In their first two games, the Indiana Pacers have shown, regardless of whether they are turning the ball over and not playing their best (Detroit) or tightening up the defense and making plays (Boston), they will play hard and grind for an advantage for 48 minutes.
The results from the effort and execution of the Blue and Gold has expectations on the rise. But let's not forget, among the nine players in the current playing rotation, two are rookies absorbing a deluge of big and small lessons with each minute on the court.
The good thing is, both appear to mop up the information so they'll continually improve throughout the year. The bad thing is, the learning process creates fertile soil for growing pains and inconsistency. Two games in and I'm already used to seeing Brandon Rush on the court and expecting good things. Yes, the rooks look and play like they belong in the NBA but there will be those nights when we just need to let them breathe.
Roy Hibbert has only played a short first-half rotation in both games which I think is perfect for him at this time. The minutes give him a chance to learn and grow while showing what he can do and developing his game at the same time. At times, Roy appears a bit lost on defense but you know he's reviewing the film like Peyton Manning so I expect him to get a better feel for how to play within the team defensive system.
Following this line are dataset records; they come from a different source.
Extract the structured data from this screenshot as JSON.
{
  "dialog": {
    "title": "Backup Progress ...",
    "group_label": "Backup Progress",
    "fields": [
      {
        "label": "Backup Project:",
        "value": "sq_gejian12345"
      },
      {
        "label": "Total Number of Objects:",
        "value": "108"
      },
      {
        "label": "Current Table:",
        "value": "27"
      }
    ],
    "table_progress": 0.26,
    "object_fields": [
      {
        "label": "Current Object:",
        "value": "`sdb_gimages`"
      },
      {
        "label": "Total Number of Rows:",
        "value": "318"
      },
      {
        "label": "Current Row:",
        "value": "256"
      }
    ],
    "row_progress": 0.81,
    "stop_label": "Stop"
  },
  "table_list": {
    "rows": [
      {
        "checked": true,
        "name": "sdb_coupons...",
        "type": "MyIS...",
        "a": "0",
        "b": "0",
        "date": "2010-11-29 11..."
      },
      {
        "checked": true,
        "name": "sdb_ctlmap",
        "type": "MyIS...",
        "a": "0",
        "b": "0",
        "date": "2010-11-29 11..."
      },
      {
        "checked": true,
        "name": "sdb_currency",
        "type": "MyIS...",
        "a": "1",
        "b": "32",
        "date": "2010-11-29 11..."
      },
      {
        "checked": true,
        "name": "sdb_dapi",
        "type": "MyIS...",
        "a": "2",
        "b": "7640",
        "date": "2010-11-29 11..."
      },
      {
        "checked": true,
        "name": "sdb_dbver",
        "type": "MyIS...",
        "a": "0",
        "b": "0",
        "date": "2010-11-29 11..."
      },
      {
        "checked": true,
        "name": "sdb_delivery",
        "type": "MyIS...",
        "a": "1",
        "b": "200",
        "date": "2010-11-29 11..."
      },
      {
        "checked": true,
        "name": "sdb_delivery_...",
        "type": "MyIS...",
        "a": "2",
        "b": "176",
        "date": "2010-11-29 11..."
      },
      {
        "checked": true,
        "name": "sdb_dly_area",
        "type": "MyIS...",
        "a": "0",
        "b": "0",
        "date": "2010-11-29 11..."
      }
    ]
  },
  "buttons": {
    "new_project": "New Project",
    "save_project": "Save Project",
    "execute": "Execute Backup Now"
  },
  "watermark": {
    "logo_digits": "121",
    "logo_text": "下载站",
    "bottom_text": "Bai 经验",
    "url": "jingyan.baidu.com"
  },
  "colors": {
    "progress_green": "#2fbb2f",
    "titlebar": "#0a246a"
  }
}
With Rasho Nesterovic out at least one game, Roy's minutes should jump, so it's sink or swim time against Shaquille O'Neal. Fortunately he can touch the bottom, so Jim O'Brien won't let him drown, but it also gives Roy a chance to step up to the challenge.
As for Rush, he's shown me far more than my tempered expectations allowed me to consider. Oh, and he's not even hitting his jumper, yet. My buddy Ice referred to Rush as electric on the court because of his quickness and his ability to take the ball to the hoop.
Against Boston, Rush was active on both ends of the floor, flashing defensive intensity and hitting the glass with vigor. The follow-up dunk was simply spectacular. The jumper will come once he hits a couple and calms down. You could sense he was dying to splash that first long ball in front of the home fans. The good news is Rush is valuable for more than making jumpers.
If I have any quibble it's with Rush's ability to finish at the hoop. On Saturday he missed a few tough layups on drives to the bucket. At times during his drive it appeared he may dunk but then turned it into a flip layup as the defense closed in (think Danny Granger circa 2006). Soft finishes rarely draw a foul, so the missed layup goes the other way. Throw it down youngin' and you'll quickly become a legend. There's also a better chance to draw a foul if you miss.
So consider this a warning. No matter how well the Pacers play and try to increase your current expectations, they're still working with a couple of rookies who by the nature of their being are unreliable. Fortunately, these kids will learn from their bad outings and put the knowledge to work which makes the Pacers long-term expectations glaringly bright.